Many of our staff continue to be off sick, are having to quarantine because of Test & Trace, or are unable to see patients face-to-face, but we have managed to continue running clinics at all three sites, and in view of the national fall in cancer diagnoses, we are doing our best to encourage patients to make contact if they have worrying symptoms.
Patients have been asking about options for troublesome excess ear wax where oil drops have failed to help: even before the pandemic, the CCG was keen to reduce dependency on interventional treatment, and both Boots and Specsavers have started providing a private micro-suction which is a safe and effective option. There are now “DIY micro-suction” tools available from Boots or over the internet. After some debate about how safe it is for a clinician to irrigate ears during the pandemic, the hospital is accepting referrals for micro-suction, and we have opened up a small number of slots for irrigation: both will unfortunately be subject to a longer wait than we would like.

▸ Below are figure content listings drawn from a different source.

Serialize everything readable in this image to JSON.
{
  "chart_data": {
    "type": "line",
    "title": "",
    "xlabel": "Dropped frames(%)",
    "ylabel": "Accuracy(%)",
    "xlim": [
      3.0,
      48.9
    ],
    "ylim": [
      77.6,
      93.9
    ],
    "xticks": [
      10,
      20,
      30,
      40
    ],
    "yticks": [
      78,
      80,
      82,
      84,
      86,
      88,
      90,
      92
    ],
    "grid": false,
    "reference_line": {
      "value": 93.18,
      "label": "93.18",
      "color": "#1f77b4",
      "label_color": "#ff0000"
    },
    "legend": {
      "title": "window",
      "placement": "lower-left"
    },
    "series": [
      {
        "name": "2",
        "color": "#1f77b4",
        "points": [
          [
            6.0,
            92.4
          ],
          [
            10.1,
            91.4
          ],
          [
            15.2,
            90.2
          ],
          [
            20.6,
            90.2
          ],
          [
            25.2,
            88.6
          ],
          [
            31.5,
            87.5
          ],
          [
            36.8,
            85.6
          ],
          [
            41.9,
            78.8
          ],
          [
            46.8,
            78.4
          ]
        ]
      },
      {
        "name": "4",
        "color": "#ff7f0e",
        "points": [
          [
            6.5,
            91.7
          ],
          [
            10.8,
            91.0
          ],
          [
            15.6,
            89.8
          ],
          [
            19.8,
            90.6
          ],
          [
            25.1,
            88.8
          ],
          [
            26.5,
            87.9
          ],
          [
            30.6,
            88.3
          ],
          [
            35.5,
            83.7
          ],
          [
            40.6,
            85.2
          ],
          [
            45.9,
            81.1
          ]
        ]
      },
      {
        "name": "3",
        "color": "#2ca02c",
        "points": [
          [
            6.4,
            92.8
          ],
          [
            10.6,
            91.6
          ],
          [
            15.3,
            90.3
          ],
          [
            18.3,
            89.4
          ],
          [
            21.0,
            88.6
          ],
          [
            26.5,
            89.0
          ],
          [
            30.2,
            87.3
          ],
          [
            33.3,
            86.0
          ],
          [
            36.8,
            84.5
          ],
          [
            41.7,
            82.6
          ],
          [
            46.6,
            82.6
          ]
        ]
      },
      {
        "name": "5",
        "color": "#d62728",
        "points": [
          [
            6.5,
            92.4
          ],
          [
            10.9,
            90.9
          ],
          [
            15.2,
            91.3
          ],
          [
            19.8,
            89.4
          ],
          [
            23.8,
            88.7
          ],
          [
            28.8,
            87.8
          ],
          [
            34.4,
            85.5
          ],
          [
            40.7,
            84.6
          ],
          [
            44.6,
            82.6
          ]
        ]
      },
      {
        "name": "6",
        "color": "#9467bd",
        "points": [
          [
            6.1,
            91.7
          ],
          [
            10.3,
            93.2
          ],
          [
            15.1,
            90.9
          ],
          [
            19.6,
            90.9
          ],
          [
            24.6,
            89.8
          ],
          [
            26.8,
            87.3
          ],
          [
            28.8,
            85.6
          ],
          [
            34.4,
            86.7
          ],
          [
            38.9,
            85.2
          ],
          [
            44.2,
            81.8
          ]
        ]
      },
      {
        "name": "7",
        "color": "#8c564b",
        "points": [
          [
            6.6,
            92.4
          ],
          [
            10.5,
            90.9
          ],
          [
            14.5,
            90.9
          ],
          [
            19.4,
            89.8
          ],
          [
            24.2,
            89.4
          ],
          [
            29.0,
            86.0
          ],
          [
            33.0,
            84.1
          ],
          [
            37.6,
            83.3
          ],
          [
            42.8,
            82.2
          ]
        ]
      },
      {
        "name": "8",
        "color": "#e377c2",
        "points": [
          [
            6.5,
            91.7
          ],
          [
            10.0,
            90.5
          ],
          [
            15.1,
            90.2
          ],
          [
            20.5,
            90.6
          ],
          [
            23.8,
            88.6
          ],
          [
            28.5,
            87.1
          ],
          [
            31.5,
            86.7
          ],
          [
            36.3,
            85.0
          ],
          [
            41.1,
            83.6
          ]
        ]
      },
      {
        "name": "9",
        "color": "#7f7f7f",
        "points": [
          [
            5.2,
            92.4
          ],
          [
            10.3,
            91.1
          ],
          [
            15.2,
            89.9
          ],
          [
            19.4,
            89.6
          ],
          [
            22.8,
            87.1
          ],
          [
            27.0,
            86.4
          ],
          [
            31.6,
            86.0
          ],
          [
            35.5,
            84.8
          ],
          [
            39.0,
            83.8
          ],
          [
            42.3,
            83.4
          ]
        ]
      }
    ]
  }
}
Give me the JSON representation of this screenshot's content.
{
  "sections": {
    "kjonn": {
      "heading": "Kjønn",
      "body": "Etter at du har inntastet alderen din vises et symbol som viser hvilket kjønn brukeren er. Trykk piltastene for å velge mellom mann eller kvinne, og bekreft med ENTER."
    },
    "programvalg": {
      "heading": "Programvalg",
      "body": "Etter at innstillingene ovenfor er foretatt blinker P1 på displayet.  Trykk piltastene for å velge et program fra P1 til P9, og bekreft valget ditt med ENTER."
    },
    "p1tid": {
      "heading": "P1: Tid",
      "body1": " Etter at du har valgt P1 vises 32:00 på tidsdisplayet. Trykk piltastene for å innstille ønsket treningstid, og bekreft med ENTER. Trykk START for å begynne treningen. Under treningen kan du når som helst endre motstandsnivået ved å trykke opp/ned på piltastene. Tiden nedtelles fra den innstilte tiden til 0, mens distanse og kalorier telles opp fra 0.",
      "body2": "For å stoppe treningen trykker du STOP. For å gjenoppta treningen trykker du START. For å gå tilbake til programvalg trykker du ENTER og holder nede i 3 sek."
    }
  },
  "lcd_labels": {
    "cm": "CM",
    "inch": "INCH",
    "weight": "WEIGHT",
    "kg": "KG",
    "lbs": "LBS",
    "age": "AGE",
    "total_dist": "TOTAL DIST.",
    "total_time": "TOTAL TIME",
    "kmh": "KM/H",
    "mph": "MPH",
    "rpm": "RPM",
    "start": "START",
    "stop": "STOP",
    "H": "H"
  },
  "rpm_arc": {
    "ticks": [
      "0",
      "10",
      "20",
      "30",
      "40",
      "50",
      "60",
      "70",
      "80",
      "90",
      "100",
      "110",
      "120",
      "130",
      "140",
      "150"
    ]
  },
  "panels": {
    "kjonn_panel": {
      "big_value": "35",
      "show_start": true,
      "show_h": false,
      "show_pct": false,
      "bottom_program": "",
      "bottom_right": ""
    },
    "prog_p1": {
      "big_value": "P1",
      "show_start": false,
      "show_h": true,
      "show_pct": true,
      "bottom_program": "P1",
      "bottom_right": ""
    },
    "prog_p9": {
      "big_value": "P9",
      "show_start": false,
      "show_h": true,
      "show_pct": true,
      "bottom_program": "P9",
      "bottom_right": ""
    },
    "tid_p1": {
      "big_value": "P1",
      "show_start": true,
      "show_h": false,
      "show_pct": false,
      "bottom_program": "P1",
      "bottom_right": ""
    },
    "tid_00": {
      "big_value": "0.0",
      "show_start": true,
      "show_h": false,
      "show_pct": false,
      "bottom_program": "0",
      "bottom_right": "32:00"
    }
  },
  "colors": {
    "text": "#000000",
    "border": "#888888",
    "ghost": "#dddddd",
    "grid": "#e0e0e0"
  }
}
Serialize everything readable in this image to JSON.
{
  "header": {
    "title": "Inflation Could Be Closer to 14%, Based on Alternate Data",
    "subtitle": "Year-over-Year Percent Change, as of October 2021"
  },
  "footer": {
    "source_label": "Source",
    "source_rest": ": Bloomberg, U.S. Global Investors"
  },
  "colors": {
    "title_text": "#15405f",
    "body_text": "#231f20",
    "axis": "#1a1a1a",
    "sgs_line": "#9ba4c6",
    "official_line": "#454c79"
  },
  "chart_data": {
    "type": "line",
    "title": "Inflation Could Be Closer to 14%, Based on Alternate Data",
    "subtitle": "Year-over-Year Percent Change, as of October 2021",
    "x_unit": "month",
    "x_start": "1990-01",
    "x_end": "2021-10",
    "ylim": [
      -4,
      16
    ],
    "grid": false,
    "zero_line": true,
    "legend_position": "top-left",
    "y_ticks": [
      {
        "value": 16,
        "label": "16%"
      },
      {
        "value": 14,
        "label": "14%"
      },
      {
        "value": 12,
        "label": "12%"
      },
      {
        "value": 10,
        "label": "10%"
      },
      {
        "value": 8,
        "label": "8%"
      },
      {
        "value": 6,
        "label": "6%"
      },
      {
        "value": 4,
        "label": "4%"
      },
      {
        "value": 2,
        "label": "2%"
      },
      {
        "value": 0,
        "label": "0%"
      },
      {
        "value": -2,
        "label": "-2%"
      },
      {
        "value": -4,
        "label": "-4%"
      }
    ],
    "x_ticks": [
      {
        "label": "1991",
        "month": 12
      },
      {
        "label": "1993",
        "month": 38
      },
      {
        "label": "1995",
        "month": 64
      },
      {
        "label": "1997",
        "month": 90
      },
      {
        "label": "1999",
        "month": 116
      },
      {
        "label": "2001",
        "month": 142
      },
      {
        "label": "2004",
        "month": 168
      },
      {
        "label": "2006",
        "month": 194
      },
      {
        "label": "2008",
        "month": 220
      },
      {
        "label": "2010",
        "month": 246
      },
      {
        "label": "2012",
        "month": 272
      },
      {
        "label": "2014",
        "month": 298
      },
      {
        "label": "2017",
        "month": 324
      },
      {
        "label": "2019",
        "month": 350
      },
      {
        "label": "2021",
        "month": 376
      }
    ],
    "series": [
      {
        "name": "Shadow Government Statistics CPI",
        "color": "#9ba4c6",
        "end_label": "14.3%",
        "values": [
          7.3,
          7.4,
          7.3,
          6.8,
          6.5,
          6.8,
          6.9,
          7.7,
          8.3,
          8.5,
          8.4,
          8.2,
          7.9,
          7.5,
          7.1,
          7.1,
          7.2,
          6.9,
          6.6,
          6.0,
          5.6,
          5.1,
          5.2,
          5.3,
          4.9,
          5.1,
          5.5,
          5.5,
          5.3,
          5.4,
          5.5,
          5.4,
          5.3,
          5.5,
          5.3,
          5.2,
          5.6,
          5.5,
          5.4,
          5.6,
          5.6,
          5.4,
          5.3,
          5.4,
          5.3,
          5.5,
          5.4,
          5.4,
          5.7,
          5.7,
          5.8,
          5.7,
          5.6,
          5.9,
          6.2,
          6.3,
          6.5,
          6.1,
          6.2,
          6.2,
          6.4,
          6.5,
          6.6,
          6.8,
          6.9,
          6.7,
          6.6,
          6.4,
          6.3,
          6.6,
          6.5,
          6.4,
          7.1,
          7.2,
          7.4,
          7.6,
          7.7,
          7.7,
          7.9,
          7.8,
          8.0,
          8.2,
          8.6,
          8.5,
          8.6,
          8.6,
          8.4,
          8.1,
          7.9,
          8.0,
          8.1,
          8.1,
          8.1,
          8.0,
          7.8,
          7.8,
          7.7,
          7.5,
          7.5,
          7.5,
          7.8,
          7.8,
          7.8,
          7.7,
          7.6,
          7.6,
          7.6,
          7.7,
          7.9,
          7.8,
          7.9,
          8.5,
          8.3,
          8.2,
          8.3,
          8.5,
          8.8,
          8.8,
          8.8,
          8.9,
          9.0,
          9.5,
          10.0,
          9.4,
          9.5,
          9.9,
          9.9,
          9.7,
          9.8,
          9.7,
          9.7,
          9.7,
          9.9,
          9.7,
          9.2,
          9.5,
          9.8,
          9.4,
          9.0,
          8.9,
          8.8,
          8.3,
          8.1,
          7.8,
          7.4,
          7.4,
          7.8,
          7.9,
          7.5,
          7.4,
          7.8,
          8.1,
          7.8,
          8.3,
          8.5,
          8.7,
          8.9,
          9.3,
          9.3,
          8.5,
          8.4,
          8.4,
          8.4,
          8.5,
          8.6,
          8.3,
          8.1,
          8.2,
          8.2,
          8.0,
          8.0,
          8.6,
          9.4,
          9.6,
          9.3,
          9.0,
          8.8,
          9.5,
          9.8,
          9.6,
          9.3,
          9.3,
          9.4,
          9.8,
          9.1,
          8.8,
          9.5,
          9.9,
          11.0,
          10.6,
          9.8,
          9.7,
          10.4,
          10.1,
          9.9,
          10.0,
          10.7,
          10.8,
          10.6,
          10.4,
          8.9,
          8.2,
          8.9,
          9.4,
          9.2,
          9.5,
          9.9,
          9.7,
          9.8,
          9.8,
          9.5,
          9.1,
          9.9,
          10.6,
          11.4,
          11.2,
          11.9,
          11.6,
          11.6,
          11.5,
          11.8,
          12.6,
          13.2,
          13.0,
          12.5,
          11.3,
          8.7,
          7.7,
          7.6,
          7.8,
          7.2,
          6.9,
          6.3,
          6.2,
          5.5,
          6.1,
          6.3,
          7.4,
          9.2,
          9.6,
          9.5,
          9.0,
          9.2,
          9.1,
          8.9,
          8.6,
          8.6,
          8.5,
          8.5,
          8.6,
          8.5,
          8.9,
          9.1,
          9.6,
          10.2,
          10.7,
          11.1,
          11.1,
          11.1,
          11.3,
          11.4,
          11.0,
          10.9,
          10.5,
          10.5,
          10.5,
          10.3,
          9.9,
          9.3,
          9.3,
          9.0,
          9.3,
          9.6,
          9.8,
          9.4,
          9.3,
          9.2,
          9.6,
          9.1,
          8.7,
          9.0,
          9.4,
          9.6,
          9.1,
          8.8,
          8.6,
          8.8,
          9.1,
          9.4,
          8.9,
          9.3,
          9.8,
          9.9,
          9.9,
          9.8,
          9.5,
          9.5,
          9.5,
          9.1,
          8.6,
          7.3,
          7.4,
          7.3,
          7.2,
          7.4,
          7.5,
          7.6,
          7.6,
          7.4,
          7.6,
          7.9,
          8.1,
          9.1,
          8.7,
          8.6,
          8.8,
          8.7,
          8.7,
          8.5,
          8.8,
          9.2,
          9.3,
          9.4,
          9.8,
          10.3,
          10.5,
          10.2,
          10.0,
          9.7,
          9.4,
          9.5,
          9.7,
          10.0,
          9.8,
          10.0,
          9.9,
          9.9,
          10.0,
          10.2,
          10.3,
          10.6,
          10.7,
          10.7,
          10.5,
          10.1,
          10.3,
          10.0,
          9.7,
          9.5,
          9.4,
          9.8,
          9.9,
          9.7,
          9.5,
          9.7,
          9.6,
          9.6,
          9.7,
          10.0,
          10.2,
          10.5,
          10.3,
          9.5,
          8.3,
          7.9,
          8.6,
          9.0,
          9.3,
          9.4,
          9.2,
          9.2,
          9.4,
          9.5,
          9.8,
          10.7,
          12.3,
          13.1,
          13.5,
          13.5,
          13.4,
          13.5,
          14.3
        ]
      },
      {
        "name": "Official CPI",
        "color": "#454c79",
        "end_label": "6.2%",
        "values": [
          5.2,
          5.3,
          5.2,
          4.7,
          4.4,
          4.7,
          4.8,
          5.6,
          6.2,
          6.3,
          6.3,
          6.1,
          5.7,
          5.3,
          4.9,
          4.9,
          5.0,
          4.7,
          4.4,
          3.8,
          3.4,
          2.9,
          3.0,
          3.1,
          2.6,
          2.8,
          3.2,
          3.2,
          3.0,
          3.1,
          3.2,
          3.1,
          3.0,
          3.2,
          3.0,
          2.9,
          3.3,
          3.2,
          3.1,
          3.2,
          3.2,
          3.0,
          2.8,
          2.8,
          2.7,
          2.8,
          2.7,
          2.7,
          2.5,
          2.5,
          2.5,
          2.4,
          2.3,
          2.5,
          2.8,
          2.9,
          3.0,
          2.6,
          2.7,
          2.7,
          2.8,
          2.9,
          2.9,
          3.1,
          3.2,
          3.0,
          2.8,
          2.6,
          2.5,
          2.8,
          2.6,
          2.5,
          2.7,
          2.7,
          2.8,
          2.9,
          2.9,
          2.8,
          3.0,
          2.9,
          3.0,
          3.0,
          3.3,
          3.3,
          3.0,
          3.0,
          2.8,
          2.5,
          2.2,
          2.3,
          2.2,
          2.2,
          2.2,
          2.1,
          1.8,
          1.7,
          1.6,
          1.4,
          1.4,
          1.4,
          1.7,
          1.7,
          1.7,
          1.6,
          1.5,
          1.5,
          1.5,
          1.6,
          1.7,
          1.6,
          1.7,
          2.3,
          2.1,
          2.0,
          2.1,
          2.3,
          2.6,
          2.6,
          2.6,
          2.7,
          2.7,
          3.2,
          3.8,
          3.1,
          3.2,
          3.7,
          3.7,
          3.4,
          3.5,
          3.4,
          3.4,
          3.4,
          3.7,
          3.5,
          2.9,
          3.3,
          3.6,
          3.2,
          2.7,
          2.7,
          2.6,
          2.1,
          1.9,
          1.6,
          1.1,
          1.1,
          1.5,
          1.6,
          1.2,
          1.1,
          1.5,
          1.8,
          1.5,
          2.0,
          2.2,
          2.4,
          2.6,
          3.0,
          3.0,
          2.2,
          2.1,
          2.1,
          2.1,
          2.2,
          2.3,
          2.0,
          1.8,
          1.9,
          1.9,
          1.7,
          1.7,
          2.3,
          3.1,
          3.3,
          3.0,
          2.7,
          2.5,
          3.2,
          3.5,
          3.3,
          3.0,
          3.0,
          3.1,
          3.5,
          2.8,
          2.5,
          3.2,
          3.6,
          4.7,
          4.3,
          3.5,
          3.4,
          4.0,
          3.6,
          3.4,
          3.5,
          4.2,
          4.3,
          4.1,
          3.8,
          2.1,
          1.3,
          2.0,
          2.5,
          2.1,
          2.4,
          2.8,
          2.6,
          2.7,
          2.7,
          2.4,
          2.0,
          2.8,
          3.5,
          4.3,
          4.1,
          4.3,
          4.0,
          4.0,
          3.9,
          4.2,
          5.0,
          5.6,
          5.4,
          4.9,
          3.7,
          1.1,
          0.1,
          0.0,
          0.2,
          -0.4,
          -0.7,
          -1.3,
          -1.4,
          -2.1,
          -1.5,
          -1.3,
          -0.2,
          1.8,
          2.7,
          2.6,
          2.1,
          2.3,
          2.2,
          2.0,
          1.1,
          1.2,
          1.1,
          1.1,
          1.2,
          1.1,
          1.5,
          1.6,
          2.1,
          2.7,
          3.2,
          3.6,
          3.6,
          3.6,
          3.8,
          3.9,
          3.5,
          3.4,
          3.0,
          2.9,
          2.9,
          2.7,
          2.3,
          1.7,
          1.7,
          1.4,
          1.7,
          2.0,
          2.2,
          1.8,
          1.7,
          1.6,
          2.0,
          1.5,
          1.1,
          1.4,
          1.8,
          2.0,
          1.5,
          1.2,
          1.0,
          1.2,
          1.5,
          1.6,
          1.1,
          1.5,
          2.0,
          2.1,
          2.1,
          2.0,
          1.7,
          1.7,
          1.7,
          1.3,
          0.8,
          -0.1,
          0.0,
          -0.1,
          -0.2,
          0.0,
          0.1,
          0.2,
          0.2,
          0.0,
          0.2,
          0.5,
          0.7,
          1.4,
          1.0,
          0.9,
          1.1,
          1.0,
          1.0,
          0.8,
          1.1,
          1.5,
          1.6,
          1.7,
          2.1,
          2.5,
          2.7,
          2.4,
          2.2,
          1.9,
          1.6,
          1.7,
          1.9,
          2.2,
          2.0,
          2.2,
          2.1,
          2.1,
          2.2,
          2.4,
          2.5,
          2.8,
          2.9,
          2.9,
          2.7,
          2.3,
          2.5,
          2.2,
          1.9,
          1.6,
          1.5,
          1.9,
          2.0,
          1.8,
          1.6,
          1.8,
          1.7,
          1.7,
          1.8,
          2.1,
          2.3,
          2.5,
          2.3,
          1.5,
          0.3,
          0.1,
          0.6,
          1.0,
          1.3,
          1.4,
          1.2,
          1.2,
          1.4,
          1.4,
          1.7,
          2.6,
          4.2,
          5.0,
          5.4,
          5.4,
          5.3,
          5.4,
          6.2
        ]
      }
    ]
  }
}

Many patients have been pleased with aspects of “tele-medicine”, including the econsultations (a response guaranteed before the end of the next working day) telephone consultations, and video consultations. A particular example to highlight is the management of high blood pressure: it is now well recognised that home blood pressure readings are more valid than clinic ones (ideally a set of readings averaged over a week) and patients are increasingly buying their own machines and submitting readings for our assessment. We also have machines at each site which are available to borrow.
The flu campaign has been especially challenging this year for various reasons, but thank you for all the positive feedback about how well the clinics have been running so far, and thanks again to Nidderdale Plus for co-ordinating the superb volunteers. The government instructed that we vaccinate the more vulnerable groups first, and the CCG were planning to run their own clinics for the 50-65 year old patients, but we understand we might after all be asked to do these in due course so please watch this space.
The pandemic will not go on for ever!